What is that thing I refer to when I say "I"? I can't pin it down despite how much I try to. The thing I thought is there deep down as the basis of my experience, is not. Is it the other way around? This "I" is up there, at the highest level of our abstractive capacity as humans. It's the greatest abstraction, the focal point of all other abstractions. The "I" is a virtualization of a multitude of phenomenological experiences. Is it something we curate from our fixations and attachments? A staging area for the thoughts, feelings and emotions that we think of as "me" or "mine".
One of the things that made fall in love with software development is this sense of control it gave me at some point I lacked it at many personal levels. This shiny hope that all abstract ideas can get formalized, all formalizations can get implemented, and all implementations can get optimized. What else I could ask for? For someone like me who have been always in a fight with himself, a fight to control this illusory thing we call it "self". It always appeared as something too stubborn to define, to control. Then I learnt one hell of a lesson: it's only heavy because you are carrying it. Most of the things we refer to when we refer to ourselves aren't actually constituents of this self, but attachments we hold onto because they are the only things we are familiar with. We confuse them as essential parts of ourselves. The memories, the feelings, the emotions and the thoughts. These are not YOU. Once I told myself that I can let them go, I didn't need to control...

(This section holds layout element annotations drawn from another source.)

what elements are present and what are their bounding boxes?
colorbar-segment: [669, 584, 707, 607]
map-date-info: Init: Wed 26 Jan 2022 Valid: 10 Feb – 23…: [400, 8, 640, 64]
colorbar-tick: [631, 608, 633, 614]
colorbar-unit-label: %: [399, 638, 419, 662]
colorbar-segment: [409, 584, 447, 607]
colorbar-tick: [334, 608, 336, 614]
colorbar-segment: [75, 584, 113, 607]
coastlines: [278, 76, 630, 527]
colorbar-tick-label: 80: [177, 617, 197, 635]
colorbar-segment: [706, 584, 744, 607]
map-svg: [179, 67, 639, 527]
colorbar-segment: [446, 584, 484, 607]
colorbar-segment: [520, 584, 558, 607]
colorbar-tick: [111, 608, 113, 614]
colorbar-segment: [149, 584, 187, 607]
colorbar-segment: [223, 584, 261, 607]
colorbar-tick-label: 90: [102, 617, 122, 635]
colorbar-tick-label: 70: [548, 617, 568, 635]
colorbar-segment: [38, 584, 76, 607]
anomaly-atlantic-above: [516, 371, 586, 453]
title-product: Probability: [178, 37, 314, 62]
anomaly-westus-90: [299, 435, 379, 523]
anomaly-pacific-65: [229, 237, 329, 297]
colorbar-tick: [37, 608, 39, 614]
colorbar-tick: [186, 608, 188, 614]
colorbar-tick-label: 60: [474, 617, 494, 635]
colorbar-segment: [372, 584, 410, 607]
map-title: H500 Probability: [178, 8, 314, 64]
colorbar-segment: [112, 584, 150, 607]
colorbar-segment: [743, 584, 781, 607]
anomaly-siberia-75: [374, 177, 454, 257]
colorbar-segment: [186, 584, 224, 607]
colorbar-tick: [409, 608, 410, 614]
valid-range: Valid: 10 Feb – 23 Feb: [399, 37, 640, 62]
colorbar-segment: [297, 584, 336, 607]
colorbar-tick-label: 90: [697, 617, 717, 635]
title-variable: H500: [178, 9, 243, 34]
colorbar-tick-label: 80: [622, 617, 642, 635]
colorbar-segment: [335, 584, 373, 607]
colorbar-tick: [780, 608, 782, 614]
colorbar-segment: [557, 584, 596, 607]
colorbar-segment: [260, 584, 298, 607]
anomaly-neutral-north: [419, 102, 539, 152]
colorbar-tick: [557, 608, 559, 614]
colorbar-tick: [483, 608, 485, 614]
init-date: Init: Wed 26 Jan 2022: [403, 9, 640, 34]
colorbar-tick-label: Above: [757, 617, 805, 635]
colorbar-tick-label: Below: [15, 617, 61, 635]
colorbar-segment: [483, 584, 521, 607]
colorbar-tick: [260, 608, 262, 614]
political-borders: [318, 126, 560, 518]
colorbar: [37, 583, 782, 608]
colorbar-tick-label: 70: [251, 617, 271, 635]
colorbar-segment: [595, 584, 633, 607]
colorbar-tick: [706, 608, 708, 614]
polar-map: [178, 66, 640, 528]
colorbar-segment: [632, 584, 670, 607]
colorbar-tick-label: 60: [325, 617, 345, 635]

There is a weird lightness in place when I have to experience my body reactions to danger with a deflated ego. The cold shiver down my spine, the heavy breath, the contraction in my forehead, and the weight on my chest — these are not me. A distance apart, I can observe these mulitude of energies and emotions travel through my body. It used to be so scary, I'd fall into a self-reinforcing loop where the danger and the reaction/malfunction amplified one another. I think of danger as a signal that tells me that there is something wrong around. Most of the time, my body reacts with some short-circuited automatic response(s) that amplify the coming signal. It's the awarness of this ping-pong of horrors that can get you out, or at least allows you to see that there is a way out. Remember what you are, it's gonna be alright.